Abril estaba esperando junto al mesón de la cocina a que la cafetera estuviera lista, cuando la puerta se abrió de golpe, dejando entrar la risa estridente de una mujer.

Se dio la vuelta en el acto, justo en el momento en que una chica de pelo rubio entraba de sopetón. Fé se tapó la boca con la mano, sorprendida al verla parada ahí en la cocina.

.- Lo siento, no sabía que estabas aquí...- Dijo con una sonrisa.

Abril sonrió de vuelta y estaba por decir algo cuando la chica se lanzó sobre ella dándole un gran abrazo y luego dirigiéndose rápidamente hacia las escaleras.

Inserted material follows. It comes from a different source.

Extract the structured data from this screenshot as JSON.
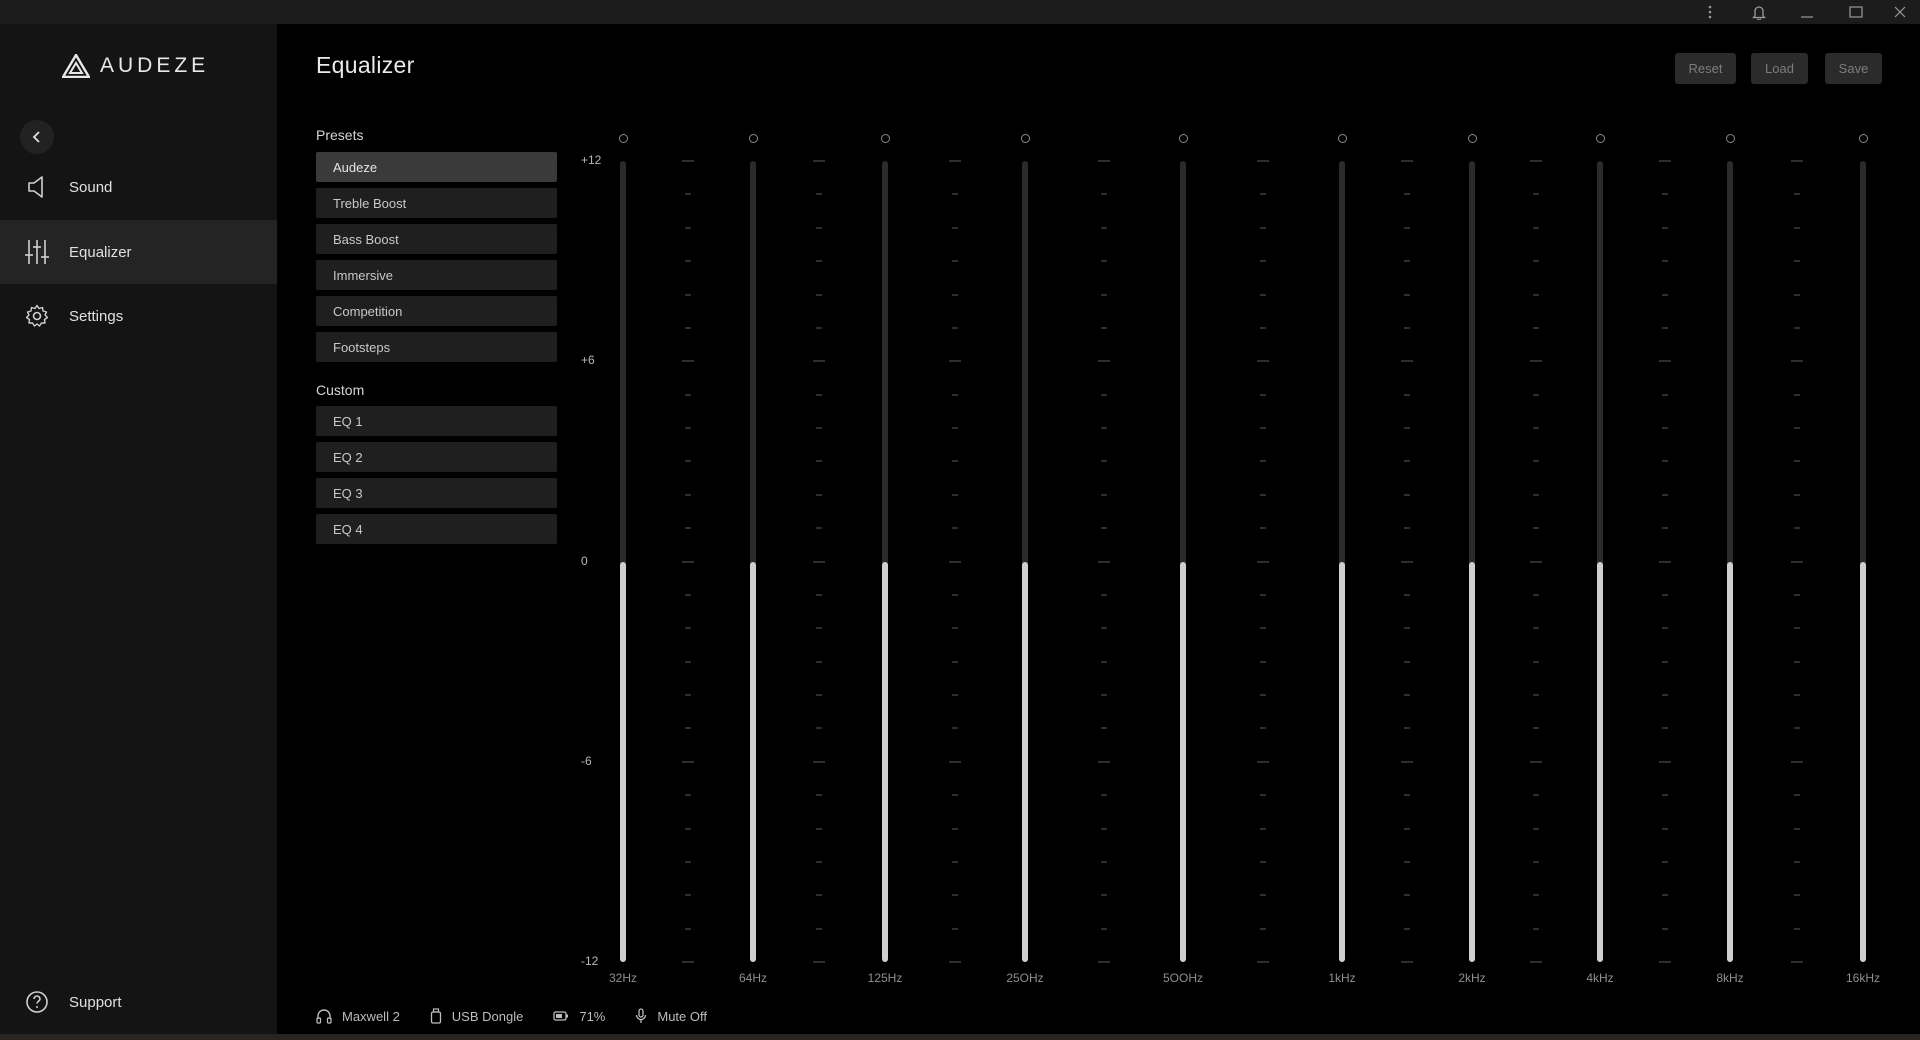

.- Voy a darme una ducha ¿Vale?- Dijo al aire y sin esperar respuesta, subió las escaleras canturreando.

Sólo entonces Abril se dio cuenta de que Leo había entrado detrás de ella. Sonrió aún más y corrió a abrazarlo.

.- ¿Por qué no me avisaste que habías llegado?- Le dijo, frotándole la cabeza con la palma de la mano.- Debiste haberme llamado.

Leo sonrió.

.- Sólo llegué ayer...

Abril tomó distancia para verlo mejor. Se veía algo cansado, quizás un poco más flaco, pero bien.

Parecía tranquilo y relajado, muy distinto a como lo había visto un poco antes de que se fuera de viaje. Muy distinto a cómo lo había visto cuando ocurrió todo ese asunto de Sora.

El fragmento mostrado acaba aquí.